Now Johnson owns an apartment, he is prospering to give it to his son.
Getty Images
Johnson notes that the first thing many people who grow up poor yen to do when they come into money is to prove they are not, in fact, poor anymore — so they buy expensive whosises. Bad idea.
As for the current buying frenzy by retail investors, Johnson says he understands the impulse. His 22-year-old son was buying beaten-up airlines during the fresh chaos. Johnson discusses what his role as a financial advisor is to people who want to invest short-term and long-term.
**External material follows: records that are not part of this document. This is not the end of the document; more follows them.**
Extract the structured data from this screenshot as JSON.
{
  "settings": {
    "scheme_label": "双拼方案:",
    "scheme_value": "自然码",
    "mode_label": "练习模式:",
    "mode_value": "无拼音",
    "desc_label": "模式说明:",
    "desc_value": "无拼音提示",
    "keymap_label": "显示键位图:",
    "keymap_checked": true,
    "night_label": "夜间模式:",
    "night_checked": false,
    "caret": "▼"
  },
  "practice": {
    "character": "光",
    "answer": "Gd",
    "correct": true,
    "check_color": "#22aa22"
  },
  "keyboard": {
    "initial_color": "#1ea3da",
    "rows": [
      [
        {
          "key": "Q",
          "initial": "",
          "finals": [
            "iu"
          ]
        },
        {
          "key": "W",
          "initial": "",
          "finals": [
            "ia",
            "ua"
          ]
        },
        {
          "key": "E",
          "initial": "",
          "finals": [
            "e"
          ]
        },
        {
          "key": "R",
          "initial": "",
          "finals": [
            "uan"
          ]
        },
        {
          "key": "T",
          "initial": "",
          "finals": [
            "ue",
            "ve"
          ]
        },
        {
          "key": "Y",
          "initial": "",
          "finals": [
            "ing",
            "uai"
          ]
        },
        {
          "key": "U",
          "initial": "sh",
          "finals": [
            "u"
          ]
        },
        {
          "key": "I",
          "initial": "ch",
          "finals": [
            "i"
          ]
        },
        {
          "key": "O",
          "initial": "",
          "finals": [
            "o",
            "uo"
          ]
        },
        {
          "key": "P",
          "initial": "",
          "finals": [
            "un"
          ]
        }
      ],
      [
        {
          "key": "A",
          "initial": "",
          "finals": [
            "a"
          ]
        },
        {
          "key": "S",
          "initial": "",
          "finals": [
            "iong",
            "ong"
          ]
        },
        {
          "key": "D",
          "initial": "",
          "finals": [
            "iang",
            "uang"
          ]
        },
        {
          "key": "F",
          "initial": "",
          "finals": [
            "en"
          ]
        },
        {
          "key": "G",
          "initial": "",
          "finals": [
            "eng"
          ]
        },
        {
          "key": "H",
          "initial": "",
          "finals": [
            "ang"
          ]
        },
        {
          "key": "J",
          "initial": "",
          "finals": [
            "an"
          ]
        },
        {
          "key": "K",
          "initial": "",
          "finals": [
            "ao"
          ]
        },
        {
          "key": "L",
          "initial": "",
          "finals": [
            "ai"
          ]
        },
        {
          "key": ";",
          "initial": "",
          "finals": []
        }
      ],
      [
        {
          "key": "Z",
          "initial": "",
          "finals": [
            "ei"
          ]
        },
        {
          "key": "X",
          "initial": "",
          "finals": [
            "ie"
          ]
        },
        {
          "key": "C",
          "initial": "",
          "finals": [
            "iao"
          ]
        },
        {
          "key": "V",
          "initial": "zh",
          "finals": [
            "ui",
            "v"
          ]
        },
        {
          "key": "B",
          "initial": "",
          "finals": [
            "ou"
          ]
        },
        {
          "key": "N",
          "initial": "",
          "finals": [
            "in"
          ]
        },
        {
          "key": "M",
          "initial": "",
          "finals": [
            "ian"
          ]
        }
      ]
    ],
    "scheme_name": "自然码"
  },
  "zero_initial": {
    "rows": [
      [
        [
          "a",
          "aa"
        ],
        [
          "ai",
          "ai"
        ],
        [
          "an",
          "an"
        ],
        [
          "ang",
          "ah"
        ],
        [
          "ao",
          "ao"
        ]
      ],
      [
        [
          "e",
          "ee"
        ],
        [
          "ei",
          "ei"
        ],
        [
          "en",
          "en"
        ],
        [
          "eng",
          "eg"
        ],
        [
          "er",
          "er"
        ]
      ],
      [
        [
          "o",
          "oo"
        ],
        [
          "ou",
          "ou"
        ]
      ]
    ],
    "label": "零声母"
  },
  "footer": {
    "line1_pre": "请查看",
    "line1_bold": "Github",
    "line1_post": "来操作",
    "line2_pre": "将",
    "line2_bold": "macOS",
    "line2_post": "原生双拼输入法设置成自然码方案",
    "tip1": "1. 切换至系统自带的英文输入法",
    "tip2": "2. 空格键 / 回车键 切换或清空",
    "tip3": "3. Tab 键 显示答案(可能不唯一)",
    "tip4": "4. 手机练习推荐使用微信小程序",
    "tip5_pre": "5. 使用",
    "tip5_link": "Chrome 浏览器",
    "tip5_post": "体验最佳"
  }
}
What be vexes Johnson? High up on his list is the role the Federal Reserve is playing in propping up not just the economy, but even poorly doing companies.
Another story he shared was that he sees weak companies as old, limping zebras. When a lion concludes around, the old zebras are naturally worried, because they are the slowest and weakest in the pack. Now imagine someone (e.g., the Federal Reservoir) comes and puts a fence around the lion. The weak zebra can live on a lot longer.
The point, Johnson said, is that you are already at the end of the job expansion. Now you have leveraged balance sheets with companies with no cash flow.
That’s a problem.
Transfer UP: Money 101 is an 8-week learning course to financial freedom, delivered weekly to your inbox.
CHECK OUT: If you devoted $500 in 2010 according to Warren Buffett’s advice, here’s how much you’d have now via Grow with Acorns+CNBC.
Disclosure: NBCUniversal and Comcast Gambles are investors in Acorns.